Country Sampler Extra
|Everyday Inspiration||Seasonal Style||Tips & Hacks||Coming Soon|
|Photographed and Styled by Gridley + Graves|
Whether you’ve got a well-worn dresser that’s due for an update or find a less-than-perfect accent table or chair at a garage sale, thrift store or even on the curb, you can give it a new lease on life with paint.
When Amy Thomas purchased an old cupboard from a New York antiques dealer, she was told it was a former built-in that had later been used in a barn to store small farm tools and feed. “It was stained brown and damaged in many areas, and it also rocked back and forth since it was not originally created to stand on its own,” she recalls. A local shop owner who specializes in refreshing vintage and antique furniture filled some of the large scratches on the side of the cupboard, added feet to the bottom, and painted and distressed it using a custom-blended mineral paint. (You can read more about Amy’s home in the July 2020 issue of Country Sampler. See the Coming Soon section of this newsletter for more information about the issue.)
While you might want to call in a pro for a big project like Amy’s cupboard, even a novice painter can produce an amazing furniture transformation. Start small, selecting a petite chair, accent table or nightstand with no repairs needed. Next, pick your paint type (see below for some options) and desired color. Many paints can be blended, so if you don’t find a color you like, you can often mix up a custom hue.
Prepare your surfaces to be painted by thoroughly cleaning them with a soft, lint-free rag and water, if needed. Many products on the market require little more than that, but if your paint type warrants it, you may need to sand and prime your surfaces before painting. (See the “Tips & Hacks” section for ways to clean and care for brushes.)
Buy a quality brush—you don’t want bristles to fall out and mar the finish of your project. Some paint manufacturers offer specialty brushes, but synthetic angled brushes in sizes ranging from 1 1/2" to 2 1/2" work well for most projects.
Follow your paint manufacturer’s directions for application of the paint and an appropriate topcoat, if needed. Many offer various waxes, glazes and finishes you can use to further enhance your piece, if you like. With just a little creativity and elbow grease, you will have a beautifully customized furnishing that brings a spot of color to your home.

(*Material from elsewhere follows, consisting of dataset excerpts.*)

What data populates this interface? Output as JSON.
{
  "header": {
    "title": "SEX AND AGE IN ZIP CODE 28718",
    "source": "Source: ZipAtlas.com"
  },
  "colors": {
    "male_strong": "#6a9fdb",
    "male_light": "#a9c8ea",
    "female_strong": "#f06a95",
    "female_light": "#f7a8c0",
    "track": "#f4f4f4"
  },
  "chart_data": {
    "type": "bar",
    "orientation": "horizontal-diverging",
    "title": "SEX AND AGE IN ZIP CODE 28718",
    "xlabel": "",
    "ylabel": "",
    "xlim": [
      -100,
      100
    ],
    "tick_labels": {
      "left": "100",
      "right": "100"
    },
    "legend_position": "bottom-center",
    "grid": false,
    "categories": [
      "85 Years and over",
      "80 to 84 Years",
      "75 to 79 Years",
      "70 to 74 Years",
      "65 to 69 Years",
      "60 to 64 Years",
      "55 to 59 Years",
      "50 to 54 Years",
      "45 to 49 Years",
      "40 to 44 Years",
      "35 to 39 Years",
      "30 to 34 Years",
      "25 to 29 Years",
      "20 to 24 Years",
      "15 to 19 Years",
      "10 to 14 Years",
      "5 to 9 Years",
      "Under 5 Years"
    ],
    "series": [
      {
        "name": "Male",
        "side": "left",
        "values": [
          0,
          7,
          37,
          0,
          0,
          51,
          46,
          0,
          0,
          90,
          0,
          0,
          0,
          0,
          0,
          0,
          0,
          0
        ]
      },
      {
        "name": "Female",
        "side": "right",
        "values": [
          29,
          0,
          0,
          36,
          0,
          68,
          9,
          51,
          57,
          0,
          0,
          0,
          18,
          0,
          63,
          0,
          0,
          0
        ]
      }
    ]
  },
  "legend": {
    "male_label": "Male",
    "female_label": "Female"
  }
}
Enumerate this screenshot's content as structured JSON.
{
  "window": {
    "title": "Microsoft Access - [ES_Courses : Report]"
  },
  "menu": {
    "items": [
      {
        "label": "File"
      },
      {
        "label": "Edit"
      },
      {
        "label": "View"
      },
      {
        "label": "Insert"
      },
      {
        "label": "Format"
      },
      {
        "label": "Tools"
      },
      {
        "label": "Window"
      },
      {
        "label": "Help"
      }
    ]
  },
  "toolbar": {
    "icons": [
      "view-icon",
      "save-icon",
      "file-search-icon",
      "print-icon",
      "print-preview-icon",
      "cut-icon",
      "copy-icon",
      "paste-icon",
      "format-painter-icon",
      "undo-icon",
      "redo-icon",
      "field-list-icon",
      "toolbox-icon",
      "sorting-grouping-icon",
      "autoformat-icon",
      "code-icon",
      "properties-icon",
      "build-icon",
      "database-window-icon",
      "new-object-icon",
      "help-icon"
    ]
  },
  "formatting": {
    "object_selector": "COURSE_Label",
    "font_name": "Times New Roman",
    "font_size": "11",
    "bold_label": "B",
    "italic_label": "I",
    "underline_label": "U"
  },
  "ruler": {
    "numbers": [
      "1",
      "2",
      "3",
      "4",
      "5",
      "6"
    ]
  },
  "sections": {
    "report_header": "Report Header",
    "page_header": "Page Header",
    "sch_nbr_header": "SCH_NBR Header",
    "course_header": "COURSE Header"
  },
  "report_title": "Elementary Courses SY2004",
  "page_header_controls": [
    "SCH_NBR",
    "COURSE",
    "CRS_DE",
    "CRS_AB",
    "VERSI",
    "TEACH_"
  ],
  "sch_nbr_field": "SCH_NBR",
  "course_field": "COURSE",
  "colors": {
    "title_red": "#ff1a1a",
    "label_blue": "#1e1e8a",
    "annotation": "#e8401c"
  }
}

In addition to latex paint, which is always a solid option but does require more prep work, there are other choices on the market that come in popular country colors and offer ease of application and a soft, matte look. Here are a few of the current favorites:
Chalk-style paint is water-based and dries to a matte, chalky appearance. It acts as a self-primer and will adhere readily to most surfaces and previously applied coatings without a lot of prep work. It is easy to distress and often used to achieve an aged appearance. It is durable but needs a finish coat for protection. Many manufacturers offer a wax finish coat, but matte polyurethane can also be used.
Mineral paint has an acrylic resin base and also dries to a matte appearance. As with chalk-style paint, it does not require a lot of prep work and can also be used to create distressed looks. Unlike chalk-style paint, however, mineral paint has a built-in topcoat due to the acrylic resin and dries to a waterproof finish. This type of paint also has a slightly thinner consistency.
Milkpaint comes in a powder form and is stirred together with water to form a creamy, somewhat runny mixture. It produces a soft, primitive-style finish, which can easily be sanded and distressed for a chippy appearance. Like the other two paints, it doesn’t require much surface preparation, but you will need to add a bonding agent if applying it over a varnished surface. As is the case with chalk-style paint, it requires a wax or matte polyurethane topcoat for durability.